Kalkschulter: Mit Schall entdeckt und behandelt

Wenn die Schulter in der Nacht schmerzt oder Haare kämmen nahezu unmöglich erscheint, dann kann eine Kalkschulter die Ursache sein. Ultraschall wird zur Diagnose und zur Therapie eingesetzt.

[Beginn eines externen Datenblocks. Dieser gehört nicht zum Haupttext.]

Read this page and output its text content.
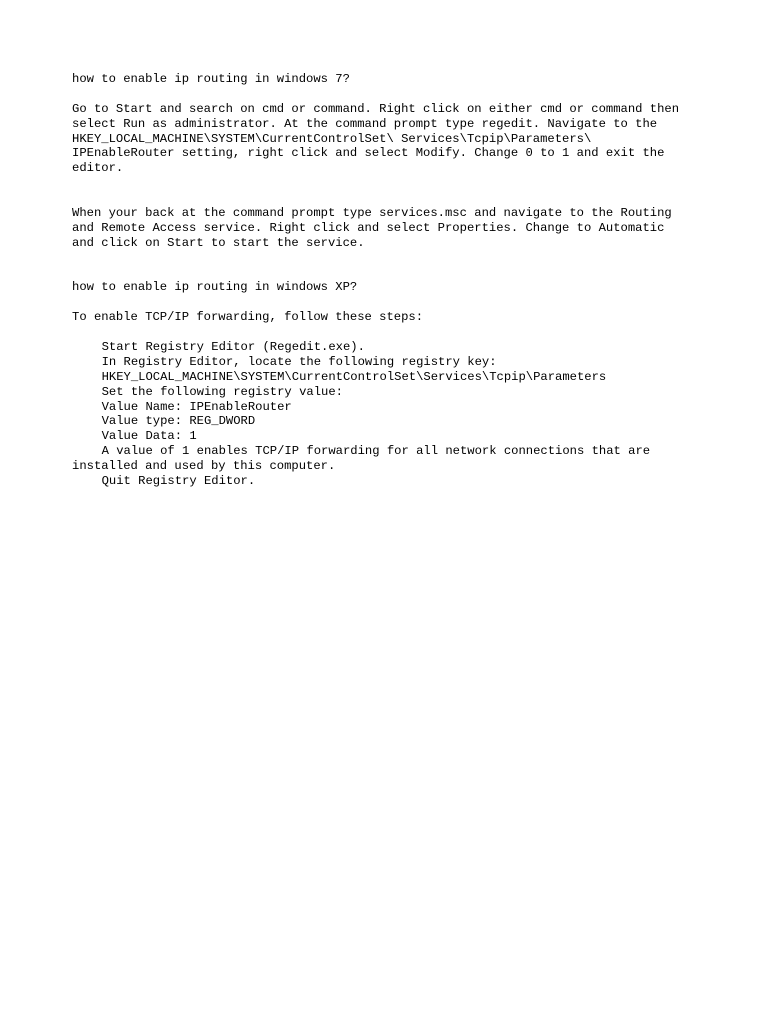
how to enable ip routing in windows 7?
Go to Start and search on cmd or command. Right click on either cmd or command then
select Run as administrator. At the command prompt type regedit. Navigate to the
HKEY_LOCAL_MACHINE\SYSTEM\CurrentControlSet\ Services\Tcpip\Parameters\
IPEnableRouter setting, right click and select Modify. Change 0 to 1 and exit the
editor.
When your back at the command prompt type services.msc and navigate to the Routing
and Remote Access service. Right click and select Properties. Change to Automatic
and click on Start to start the service.
how to enable ip routing in windows XP?
To enable TCP/IP forwarding, follow these steps:
Start Registry Editor (Regedit.exe).
In Registry Editor, locate the following registry key:
HKEY_LOCAL_MACHINE\SYSTEM\CurrentControlSet\Services\Tcpip\Parameters
Set the following registry value:
Value Name: IPEnableRouter
Value type: REG_DWORD
Value Data: 1
A value of 1 enables TCP/IP forwarding for all network connections that are
installed and used by this computer.
Quit Registry Editor.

Bei der sogenannten Kalkschulter (medizinischer Fachbegriff: Tendinitis calcarea) bilden sich Kalkansammlungen am Ansatz der Supraspinatus-Sehne zwischen Oberarmknochen und Schulterdach. Kleinere Ablagerungen spürt man nicht, aber wenn sie größer werden, wird das Heben des Arms schmerzhaft. Typisch ist auch der nächtliche Schmerz beim Liegen auf der Schulter.
Die Ursache der Verkalkung ist eine Überbelastung der Sehne durch ständige Reizung. Das kann durch Sport oder Arbeit geschehen oder wenn die Sehne nicht gut durchblutet wird. Die gereizte Sehne entzündet und verhärtet sich. Auch eine Einengung im Schultergelenk (Impingement) kann zu einer Kalkschulter führen.

Ultraschall zur Diagnose

Im Röntgen und im Ultraschall sind die Kalkherde gut sichtbar. Diese Untersuchungen werden daher meist durchgeführt, um andere Schmerzursachen – wie Arthrose oder einen Sehnenriss – auszuschließen.

Wie wird behandelt?

Um die Durchblutung der Sehne zu verbessern, ist die Bewegung der Schulter ein wichtiger Bestandteil der Behandlung. In der physiotherapeutischen Behandlung werden dafür ganz bestimmte Dehnübungen durchgeführt, um den Druck von der Schulter zu nehmen. Zusätzlich werden schmerzstillende und entzündungshemmende Medikamente verordnet. Hilfreich sind entzündungshemmende Injektionen in den benachbarten Schulterschleimbeutel. Gute Erfolge werden auch mit der Stoßwellentherapie erzielt. In vielen Fällen lösen sich die Kalkansammlungen auf diese Weise wieder auf. Nur bei sehr großen Kalkablagerungen oder wenn die Beschwerden trotz Behandlung nach Monaten nicht besser werden, kann eine Operation notwendig sein. Diese wird meist „Schlüsselloch-chirurgisch“, d. h. mit einem kleinen Einschnitt, durchgeführt.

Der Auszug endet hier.